一整天时间,温莎都气得不像和莱昂内尔说半句话。即使是莱昂内尔主动找他搭话,他也不想多说半个字。面对冷遇,莱昂内尔并没有表现出太大的情绪波动,他依旧温和地微笑,绅士地邀请温莎共骑雪鬃。
温莎侧坐在雪鬃的鞍毯上,莱昂内尔环在他身边的手臂格外规矩。
他们骑行半日,终于发现矗立于原野当中的城墙。看见离城市不远,温莎执意要下马步行。
“那只是丹古堡的第一道陆墙。”莱昂内尔说,“经过这一道城墙,我们还要走过其余五道,才能到达城堡。”

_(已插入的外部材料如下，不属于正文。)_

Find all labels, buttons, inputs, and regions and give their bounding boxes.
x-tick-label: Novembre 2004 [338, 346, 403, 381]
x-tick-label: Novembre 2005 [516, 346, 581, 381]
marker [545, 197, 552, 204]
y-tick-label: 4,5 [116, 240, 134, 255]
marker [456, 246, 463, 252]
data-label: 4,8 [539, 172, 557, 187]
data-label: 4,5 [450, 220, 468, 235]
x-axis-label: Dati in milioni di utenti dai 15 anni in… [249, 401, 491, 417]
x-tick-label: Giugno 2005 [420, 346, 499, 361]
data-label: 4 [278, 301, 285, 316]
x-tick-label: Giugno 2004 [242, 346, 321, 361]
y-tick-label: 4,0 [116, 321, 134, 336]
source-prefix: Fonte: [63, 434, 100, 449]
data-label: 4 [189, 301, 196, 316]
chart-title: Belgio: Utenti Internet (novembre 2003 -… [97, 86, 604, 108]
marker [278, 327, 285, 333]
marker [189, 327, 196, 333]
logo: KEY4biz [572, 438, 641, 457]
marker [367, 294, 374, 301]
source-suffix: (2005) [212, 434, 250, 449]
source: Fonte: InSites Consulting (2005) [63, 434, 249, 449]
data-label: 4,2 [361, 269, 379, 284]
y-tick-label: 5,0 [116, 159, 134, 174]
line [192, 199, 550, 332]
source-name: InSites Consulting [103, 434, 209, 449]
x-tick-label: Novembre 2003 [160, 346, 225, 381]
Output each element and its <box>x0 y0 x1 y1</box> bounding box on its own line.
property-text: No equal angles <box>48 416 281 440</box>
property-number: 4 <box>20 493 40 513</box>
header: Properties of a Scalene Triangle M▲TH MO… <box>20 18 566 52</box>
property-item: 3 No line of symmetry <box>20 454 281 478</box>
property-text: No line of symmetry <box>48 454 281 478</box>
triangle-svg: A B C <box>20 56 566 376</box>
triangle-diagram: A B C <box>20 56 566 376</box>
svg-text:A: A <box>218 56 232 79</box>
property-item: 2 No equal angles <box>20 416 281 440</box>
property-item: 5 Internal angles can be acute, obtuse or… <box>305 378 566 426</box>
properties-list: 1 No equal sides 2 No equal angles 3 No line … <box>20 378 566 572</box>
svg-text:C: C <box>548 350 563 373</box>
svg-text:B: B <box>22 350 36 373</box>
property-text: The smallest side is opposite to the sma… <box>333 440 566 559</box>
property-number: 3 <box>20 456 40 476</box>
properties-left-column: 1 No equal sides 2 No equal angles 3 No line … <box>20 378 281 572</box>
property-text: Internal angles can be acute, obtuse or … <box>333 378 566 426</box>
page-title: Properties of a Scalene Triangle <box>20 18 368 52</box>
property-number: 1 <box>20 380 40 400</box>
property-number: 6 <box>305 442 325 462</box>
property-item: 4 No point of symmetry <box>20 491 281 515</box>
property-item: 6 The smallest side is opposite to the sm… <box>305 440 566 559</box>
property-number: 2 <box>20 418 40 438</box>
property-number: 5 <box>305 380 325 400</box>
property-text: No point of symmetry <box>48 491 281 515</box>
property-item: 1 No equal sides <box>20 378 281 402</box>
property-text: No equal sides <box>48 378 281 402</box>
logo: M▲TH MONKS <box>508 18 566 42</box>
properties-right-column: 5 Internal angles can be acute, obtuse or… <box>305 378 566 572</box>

“很远吗?”温莎极目远眺,除了一道城墙,根本看不见丝毫城堡的影子。
“不太远,”莱昂内尔似乎心情很好,说话都带着笑容,“从第一道墙到城堡,大概一百三十里。”
温莎估量了一下距离,还是选择老实闭嘴。
穿过第一道陆墙,单层石墙内的景色立即呈现于眼前。这里有着大片的田地,海风吹来,里面夹杂了一些难以名状的恶臭。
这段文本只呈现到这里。